AIM: In a world of data overload, clinical practice recommendations are needed to help practitioners and patients to take evidence-based decisions. However, in the field of type 2 diabetes mellitus (T2DM) recommendations on glycemic goals and treatment choice are controversial in spite of being supported by a common body of evidence. We hypothesize that internal and external validity of this body of evidence might not be as sound as expected. The aim of the current study is to appraise the studies supporting recommendations developed by influential medical societies dealing with glycemic goals and the choice of pharmacological treatment in adults with T2DM.

METHODS: Clinical practice recommendations and their references were extracted out of eight documents developed by influential scientific societies between 2016 and 2019. Internal and external validity of each study was then appraised with standard tools and in duplicate.
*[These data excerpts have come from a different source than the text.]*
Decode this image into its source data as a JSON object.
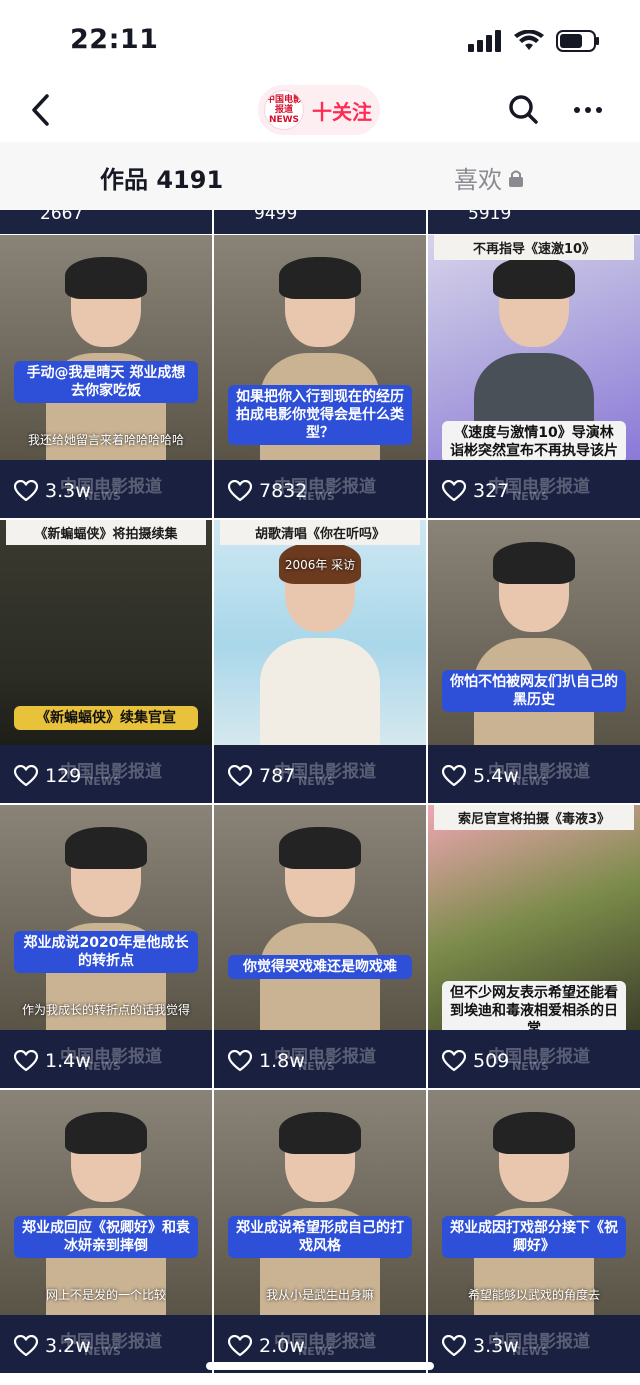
{
  "status_bar": {
    "time": "22:11"
  },
  "nav": {
    "account_logo_text": "中国电影报道 NEWS",
    "follow_label": "十关注"
  },
  "tabs": {
    "works_label": "作品 4191",
    "likes_label": "喜欢"
  },
  "partial_row_counts": [
    "2667",
    "9499",
    "5919"
  ],
  "grid": [
    {
      "likes": "3.3w",
      "caption": "手动@我是晴天 郑业成想去你家吃饭",
      "subtitle": "我还给她留言来着哈哈哈哈哈",
      "theme": "interview"
    },
    {
      "likes": "7832",
      "caption": "如果把你入行到现在的经历拍成电影你觉得会是什么类型？",
      "subtitle": "",
      "theme": "interview"
    },
    {
      "likes": "327",
      "top_title": "不再指导《速激10》",
      "caption": "《速度与激情10》导演林诣彬突然宣布不再执导该片",
      "subtitle": "",
      "theme": "director"
    },
    {
      "likes": "129",
      "top_title": "《新蝙蝠侠》将拍摄续集",
      "caption": "《新蝙蝠侠》续集官宣",
      "subtitle": "",
      "theme": "batman"
    },
    {
      "likes": "787",
      "top_title": "胡歌清唱《你在听吗》",
      "caption": "",
      "subtitle": "2006年 采访",
      "theme": "singer"
    },
    {
      "likes": "5.4w",
      "caption": "你怕不怕被网友们扒自己的黑历史",
      "subtitle": "",
      "theme": "interview"
    },
    {
      "likes": "1.4w",
      "caption": "郑业成说2020年是他成长的转折点",
      "subtitle": "作为我成长的转折点的话我觉得",
      "theme": "interview"
    },
    {
      "likes": "1.8w",
      "caption": "你觉得哭戏难还是吻戏难",
      "subtitle": "",
      "theme": "interview"
    },
    {
      "likes": "509",
      "top_title": "索尼官宣将拍摄《毒液3》",
      "caption": "但不少网友表示希望还能看到埃迪和毒液相爱相杀的日常",
      "subtitle": "",
      "theme": "venom"
    },
    {
      "likes": "3.2w",
      "caption": "郑业成回应《祝卿好》和袁冰妍亲到摔倒",
      "subtitle": "网上不是发的一个比较",
      "theme": "interview"
    },
    {
      "likes": "2.0w",
      "caption": "郑业成说希望形成自己的打戏风格",
      "subtitle": "我从小是武生出身嘛",
      "theme": "interview"
    },
    {
      "likes": "3.3w",
      "caption": "郑业成因打戏部分接下《祝卿好》",
      "subtitle": "希望能够以武戏的角度去",
      "theme": "interview"
    }
  ],
  "watermark": {
    "text": "中国电影报道",
    "badge": "NEWS"
  },
  "colors": {
    "accent": "#fe2c55",
    "caption_blue": "#2e4fd8",
    "tile_footer": "#1a2140"
  }
}
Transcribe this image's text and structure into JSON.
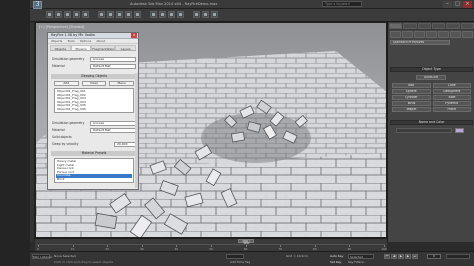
{
  "window": {
    "title": "Autodesk 3ds Max 2014 x64 - RayFireDemo.max",
    "app_logo": "3",
    "search_placeholder": "Type a keyword",
    "controls": {
      "minimize": "–",
      "maximize": "□",
      "close": "×"
    }
  },
  "viewport": {
    "label": "[+] [Perspective] [Shaded]"
  },
  "rayfire": {
    "title": "RayFire 1.58 by Mir Vadim",
    "close": "×",
    "menu": [
      "Objects",
      "Tools",
      "Options",
      "About"
    ],
    "tabs": [
      "Objects",
      "Physics",
      "Fragmentation",
      "Layers"
    ],
    "rows": [
      {
        "label": "Simulation geometry",
        "value": "Convex"
      },
      {
        "label": "Material",
        "value": "Default Mat"
      }
    ],
    "sleeping_header": "Sleeping Objects",
    "sleeping_buttons": [
      "Add",
      "Clear",
      "Menu"
    ],
    "sleeping_list": [
      "Object01_Frag_001",
      "Object01_Frag_002",
      "Object01_Frag_003",
      "Object01_Frag_004",
      "Object01_Frag_005",
      "Object01_Frag_006"
    ],
    "rows2": [
      {
        "label": "Simulation geometry",
        "value": "Convex"
      },
      {
        "label": "Material",
        "value": "Default Mat"
      },
      {
        "label": "Solid objects",
        "value": ""
      },
      {
        "label": "Sleep by velocity",
        "value": "20,000"
      }
    ],
    "material_header": "Material Presets",
    "material_list": [
      "Heavy metal",
      "Light metal",
      "Dense rock",
      "Porous rock",
      "Concrete",
      "Brick"
    ],
    "material_selected": "Concrete"
  },
  "command_panel": {
    "dropdown": "Standard Primitives",
    "object_type": "Object Type",
    "autogrid": "AutoGrid",
    "buttons": [
      "Box",
      "Cone",
      "Sphere",
      "GeoSphere",
      "Cylinder",
      "Tube",
      "Torus",
      "Pyramid",
      "Teapot",
      "Plane"
    ],
    "name_color": "Name and Color",
    "swatch_color": "#b8a6d9"
  },
  "timeline": {
    "slider": "100 / 100",
    "ticks": [
      "0",
      "10",
      "20",
      "30",
      "40",
      "50",
      "60",
      "70",
      "80",
      "90",
      "100"
    ]
  },
  "status": {
    "maxscript": "Mini Listener",
    "selected": "None Selected",
    "prompt": "Click or click-and-drag to select objects",
    "grid": "Grid = 10,0cm",
    "autokey": "Auto Key",
    "set_key": "Set Key",
    "selected_dd": "Selected",
    "key_filters": "Key Filters...",
    "add_time_tag": "Add Time Tag",
    "frame": "0"
  }
}
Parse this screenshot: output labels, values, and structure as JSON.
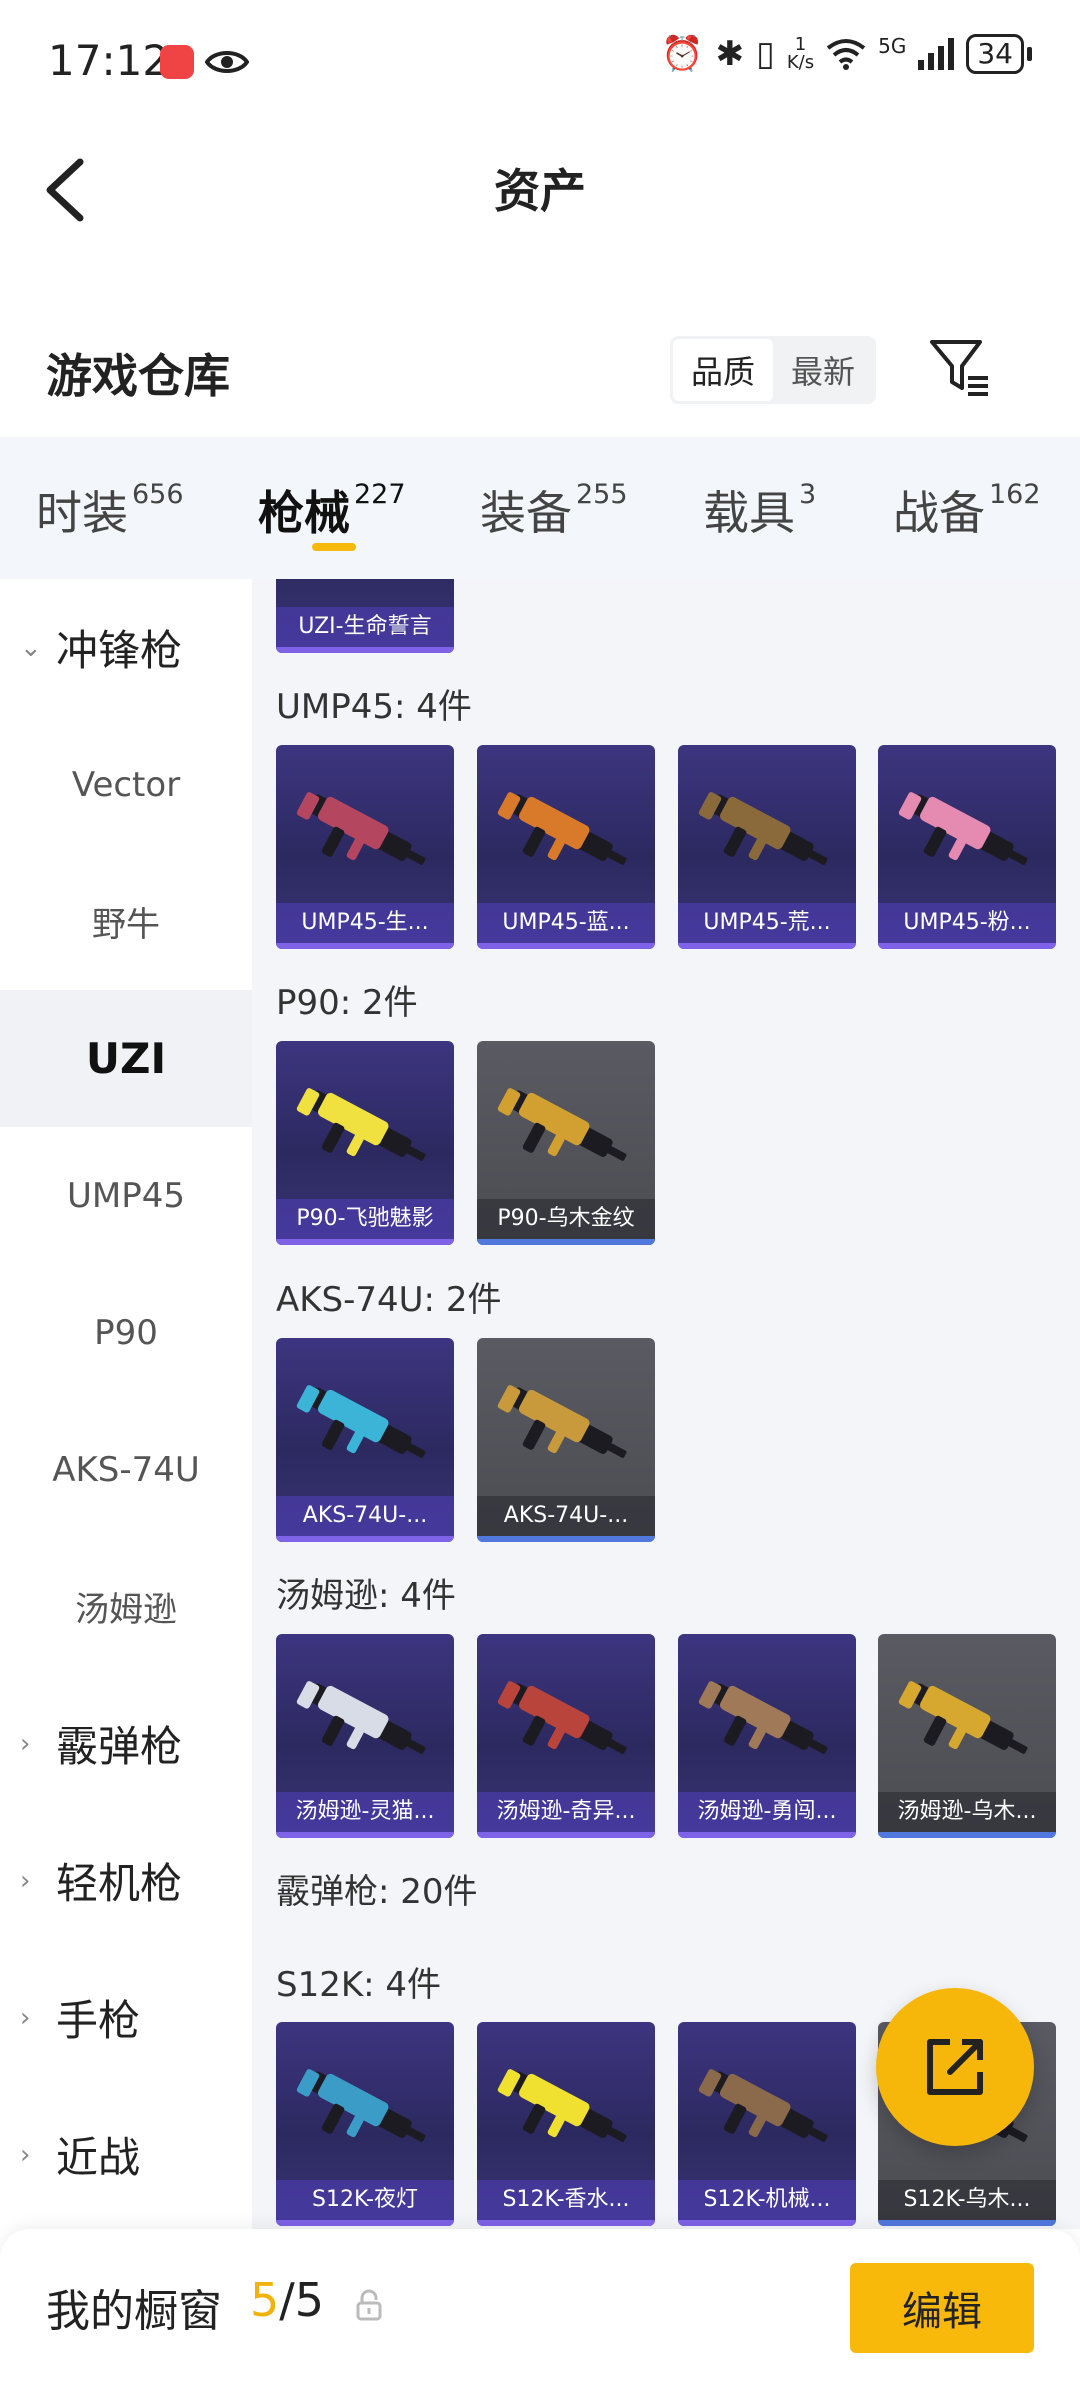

RESULTS: A total of 114 recommendations and their underlying 233 citations were extracted. Out of these 233 citations 81 (35%) corresponded to randomized controlled trials (RCT) and 45 (20%) to systematic reviews. After systematical appraisal only four RCT (5%) and eight systematic reviews (17%) were considered to be unflawed. Indirectness (lack of generalizability) was the most common caveat identified in RCTs. Out of the 114 recommendations analyzed (32 dealing with glycemic goals and 82 with treatment choice), only 21 (18.4%) were supported by at least one high-quality study.

CONCLUSION: Only one in five recommendations regarding glycemic goals or pharmacological treatment choice in T2DM is based on at least one high-quality study. Clinical practice recommendations dealing with areas of uncertainty should be formulated more transparently to enable real evidence-based decisions.